4 Protection accentuée des consommateurs
Le RSN met l'accent sur la protection des consommateurs. Les utilisateurs bénéficieront d'une transparence accrue sur les conditions d'utilisation, les politiques de modération du contenu et les pratiques publicitaires. A noter que le règlement précise, à plusieurs reprises, que les règles et conditions d’utilisation des FSN doivent être rédigées « en langage clair, simple, intelligible, aisément abordable et dépourvu d’ambiguïté, et sont mis à la disposition du public dans un format facilement accessible et lisible par une machine. »
5 Transparence et surveillance approfondie
La transparence est un pilier du RSN. Les fournisseurs doivent publier des rapports détaillés sur leurs activités, y compris la gestion des contenus illicites. Les autorités de l'UE et nationales auront un œil attentif, assurant la conformité et la responsabilité à travers des audits réguliers. Les FSN devront notamment assurer la transparence quant aux algorithmes utilisés ou la publicité en ligne. Les FSN devront procéder à une identification claire de la publicité et de la personne pour le compte de laquelle la publicité est opérée.
6 Gestion efficace des contenus illicites
Le RSN instaure des mécanismes de notification et d'action rapides pour traiter les contenus illicites. Les fournisseurs doivent réagir promptement, garantissant un espace numérique sûr et respectueux pour tous les utilisateurs. Le RSN met également en place des injonctions d’agir contre des contenus illicites et impose que lorsqu’un contenu est supprimé, un exposé clair des motifs de cette suppression doit alors être adressé à l’auteur du contenu.
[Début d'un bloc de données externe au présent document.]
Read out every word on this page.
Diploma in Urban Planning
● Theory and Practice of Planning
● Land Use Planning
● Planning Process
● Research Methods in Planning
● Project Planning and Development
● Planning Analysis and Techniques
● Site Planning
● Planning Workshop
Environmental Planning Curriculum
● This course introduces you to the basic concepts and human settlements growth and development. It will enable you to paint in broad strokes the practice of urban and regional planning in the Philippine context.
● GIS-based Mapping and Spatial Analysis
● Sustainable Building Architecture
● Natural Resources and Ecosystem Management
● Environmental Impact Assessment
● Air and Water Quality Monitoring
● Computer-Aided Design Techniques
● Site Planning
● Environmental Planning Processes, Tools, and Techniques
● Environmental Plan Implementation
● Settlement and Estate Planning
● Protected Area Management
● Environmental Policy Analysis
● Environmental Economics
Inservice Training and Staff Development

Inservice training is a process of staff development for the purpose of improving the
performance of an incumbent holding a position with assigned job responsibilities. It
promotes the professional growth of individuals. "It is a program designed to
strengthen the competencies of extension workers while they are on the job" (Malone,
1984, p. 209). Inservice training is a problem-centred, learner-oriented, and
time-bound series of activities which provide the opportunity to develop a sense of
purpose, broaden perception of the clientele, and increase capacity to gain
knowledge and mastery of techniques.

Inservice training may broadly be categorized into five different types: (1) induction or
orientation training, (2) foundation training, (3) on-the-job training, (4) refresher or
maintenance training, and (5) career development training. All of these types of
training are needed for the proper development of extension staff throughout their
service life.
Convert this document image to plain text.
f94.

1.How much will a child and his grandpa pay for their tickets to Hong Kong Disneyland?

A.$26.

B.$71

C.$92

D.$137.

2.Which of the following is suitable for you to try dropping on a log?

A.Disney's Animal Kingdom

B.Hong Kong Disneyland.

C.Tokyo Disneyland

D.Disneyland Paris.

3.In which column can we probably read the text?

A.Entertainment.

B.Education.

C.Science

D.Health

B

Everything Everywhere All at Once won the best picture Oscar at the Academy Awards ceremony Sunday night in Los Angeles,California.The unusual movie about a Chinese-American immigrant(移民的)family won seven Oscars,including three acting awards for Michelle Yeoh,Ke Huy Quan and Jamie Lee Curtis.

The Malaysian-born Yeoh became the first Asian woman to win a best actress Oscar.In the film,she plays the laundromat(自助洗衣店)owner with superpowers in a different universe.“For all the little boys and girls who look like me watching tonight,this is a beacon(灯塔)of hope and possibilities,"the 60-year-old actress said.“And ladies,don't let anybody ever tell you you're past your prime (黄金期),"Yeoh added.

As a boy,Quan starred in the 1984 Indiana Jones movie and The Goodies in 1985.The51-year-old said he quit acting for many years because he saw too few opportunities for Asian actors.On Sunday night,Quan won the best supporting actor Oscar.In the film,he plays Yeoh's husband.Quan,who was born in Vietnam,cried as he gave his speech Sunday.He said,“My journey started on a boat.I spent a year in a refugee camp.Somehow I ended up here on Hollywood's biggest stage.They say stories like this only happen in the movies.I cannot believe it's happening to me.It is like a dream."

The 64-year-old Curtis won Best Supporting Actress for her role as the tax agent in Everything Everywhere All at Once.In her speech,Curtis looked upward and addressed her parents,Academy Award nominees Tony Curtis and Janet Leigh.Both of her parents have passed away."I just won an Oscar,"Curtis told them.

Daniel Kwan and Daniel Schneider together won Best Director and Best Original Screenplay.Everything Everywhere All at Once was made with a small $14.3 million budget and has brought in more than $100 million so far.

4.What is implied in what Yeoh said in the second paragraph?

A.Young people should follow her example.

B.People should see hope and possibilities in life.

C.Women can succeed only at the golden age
Pour renforcer la lutte contre le contenu illicite, les FSN devront coopérer avec des "signaleurs de confiance". Ce statut est attribué dans chaque pays à des entités ou organisations en raison de leur expertise et de leurs compétences.
7 Sanctions
La non-conformité au RSN a des conséquences importantes. Les sanctions, y compris les amendes, sont structurées pour être dissuasives, garantissant ainsi que les règles soient prises au sérieux et que les fournisseurs de services opèrent dans les limites établies. La limite est de 6 % du revenu ou du chiffre d’affaires annuel de la société (plafond abaissé à 1 % en cas d’informations incorrectes ou de refus d’enquête sur place). Les astreintes sont limitées à 5 % du chiffre d’affaires quotidien. Pour les très grandes plateformes, la Commission peut contrôler elle-même le respect de la législation. Les entreprises qui ne respecteraient pas les règles de manière répétée pourront être interdites.
Le RSN marque une étape importante pour un espace numérique plus sûr, transparent et responsable en Europe. Les fournisseurs de services, les autorités et les utilisateurs ont tous un rôle à jouer pour faire de ce cadre réglementaire un succès, garantissant que l'Europe reste à la pointe de l'ère numérique, caractérisée par l'intégrité, l'innovation et la sécurité. Nous devons néanmoins regretter une certaine forme d’abandon des Etats dans la modération des contenus. Le RSN déplace, encore un peu plus, la responsabilité de la modération des contenus vers des acteurs privées, alors que la liberté d’expression ne peut connaître d’ingérence que dans certains cas bien définis par la loi et contrôlés par le Juge. Espérons que la pluralité des opinions et la liberté d’expression ne seront pas réduites par le RSN.